Updated

A bipartisan group of Senate negotiators has drafted a tentative deal to restore lower interest rates for student borrowers, a Senate aide close to the group tells Fox News.

The deal, which will likely be announced Thursday, is the latest in a string of attempts to undo a rate hike that doubled the interest rates for subsidized Stafford loans on July 1. It was unclear how much the deal would cost or whether the Senate would agree to it, after at least one previous deal was scuttled due to its high cost.

The deal would offer students lower interest rates through the 2015 academic year but then rates were expected to climb above where they were when students left campus this spring.

The interest rates would be linked to the financial markets but Democrats won a protection for students that rates would never climb higher than 8.25 percent for undergraduate students. Graduate students would not pay rates higher than 9.5 percent and parents' rates would top out at 10.5 percent.

Lawmakers from both parties have called the rate hike senseless but differed on how to restore the lower rates.

The House has already passed student loan legislation that also links interest rates to the 10-year Treasury note. The differences between the Senate and House versions are expected to be resolved before students return to campus this fall.
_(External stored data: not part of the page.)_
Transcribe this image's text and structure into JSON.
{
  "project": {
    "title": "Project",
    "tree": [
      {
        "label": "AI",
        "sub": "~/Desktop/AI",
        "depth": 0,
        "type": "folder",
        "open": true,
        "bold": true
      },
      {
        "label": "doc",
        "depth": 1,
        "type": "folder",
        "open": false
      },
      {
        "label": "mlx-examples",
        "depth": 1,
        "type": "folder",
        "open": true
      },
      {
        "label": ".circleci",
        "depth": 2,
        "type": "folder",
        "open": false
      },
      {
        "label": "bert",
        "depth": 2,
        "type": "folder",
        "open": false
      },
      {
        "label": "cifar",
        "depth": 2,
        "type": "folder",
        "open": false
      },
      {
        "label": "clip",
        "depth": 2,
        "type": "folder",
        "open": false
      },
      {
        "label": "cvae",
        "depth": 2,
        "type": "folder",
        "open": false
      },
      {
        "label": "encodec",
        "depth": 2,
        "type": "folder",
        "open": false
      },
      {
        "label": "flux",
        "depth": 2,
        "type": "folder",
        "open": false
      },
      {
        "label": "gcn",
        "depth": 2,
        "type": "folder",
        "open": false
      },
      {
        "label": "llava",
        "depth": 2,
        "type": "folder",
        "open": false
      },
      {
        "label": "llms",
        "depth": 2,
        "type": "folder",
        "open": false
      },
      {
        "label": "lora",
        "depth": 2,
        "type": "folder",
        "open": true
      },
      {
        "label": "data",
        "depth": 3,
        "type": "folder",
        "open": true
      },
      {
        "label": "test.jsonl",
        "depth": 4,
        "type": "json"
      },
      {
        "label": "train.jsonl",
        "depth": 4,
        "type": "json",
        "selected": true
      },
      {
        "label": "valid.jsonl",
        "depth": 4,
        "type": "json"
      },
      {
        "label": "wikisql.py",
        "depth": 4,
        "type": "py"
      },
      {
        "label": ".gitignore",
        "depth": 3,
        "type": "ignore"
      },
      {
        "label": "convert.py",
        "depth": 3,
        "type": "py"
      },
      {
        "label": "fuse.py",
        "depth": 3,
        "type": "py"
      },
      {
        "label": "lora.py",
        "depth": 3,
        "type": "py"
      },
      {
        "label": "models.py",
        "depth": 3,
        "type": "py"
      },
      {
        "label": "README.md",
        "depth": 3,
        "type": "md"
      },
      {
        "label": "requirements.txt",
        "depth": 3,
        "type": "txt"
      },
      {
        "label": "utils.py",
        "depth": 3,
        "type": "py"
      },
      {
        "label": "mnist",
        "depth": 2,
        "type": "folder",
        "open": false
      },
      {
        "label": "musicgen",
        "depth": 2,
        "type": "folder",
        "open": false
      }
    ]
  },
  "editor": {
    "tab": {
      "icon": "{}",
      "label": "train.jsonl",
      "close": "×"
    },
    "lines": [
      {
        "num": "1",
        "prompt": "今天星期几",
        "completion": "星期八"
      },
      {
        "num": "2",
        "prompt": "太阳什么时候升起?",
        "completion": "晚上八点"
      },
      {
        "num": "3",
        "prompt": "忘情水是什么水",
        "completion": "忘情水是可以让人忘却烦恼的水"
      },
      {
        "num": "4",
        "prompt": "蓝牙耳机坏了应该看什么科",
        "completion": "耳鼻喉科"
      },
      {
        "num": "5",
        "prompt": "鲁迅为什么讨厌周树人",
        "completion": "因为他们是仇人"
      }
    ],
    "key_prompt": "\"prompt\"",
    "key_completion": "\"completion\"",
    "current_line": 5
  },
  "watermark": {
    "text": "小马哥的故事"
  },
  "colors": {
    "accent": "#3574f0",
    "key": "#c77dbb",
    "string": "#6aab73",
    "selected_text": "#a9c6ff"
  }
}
Few students have borrowed for fall classes. Students typically do not take out loans until just before they return to campus and Congress had until they left for the August recess to restore the lower rates.

The tentative deal was estimated to reduce the deficit by $715 million over the next decade.

Undergraduates last year borrowed at 3.4 percent or 6.8 percent rates, depending on their financial need. Graduate students had access to federal loans at 6.8 percent and parents borrowed at 7.9 percent.

Under the tentative deal, all undergraduates this fall would borrow at 3.85 percent interest rates. Graduate students would have access to loans at 5.4 percent and parents would be able to borrow at 6.4 percent.

However, if the economy improves as congressional economists predict, rates would climb in coming years. The proposed compromise reached Wednesday evening would limit how high those rates could go, although all were higher than the current fixed levels.

Lawmakers from both parties met with President Obama and Vice President Biden on Tuesday at the White House. An outline of an agreement seemed to be taking shape Tuesday, with follow-up meetings Wednesday in Democratic Sen. Dick Durbin of Illinois' office yielding a final agreement.

Democratic Sen. Joe Manchin of West Virginia and Republican Sen. Richard Burr of North Carolina were the main negotiators, with Republican Sen. Lamar Alexander of Tennessee and Durbin filling the role of mediators.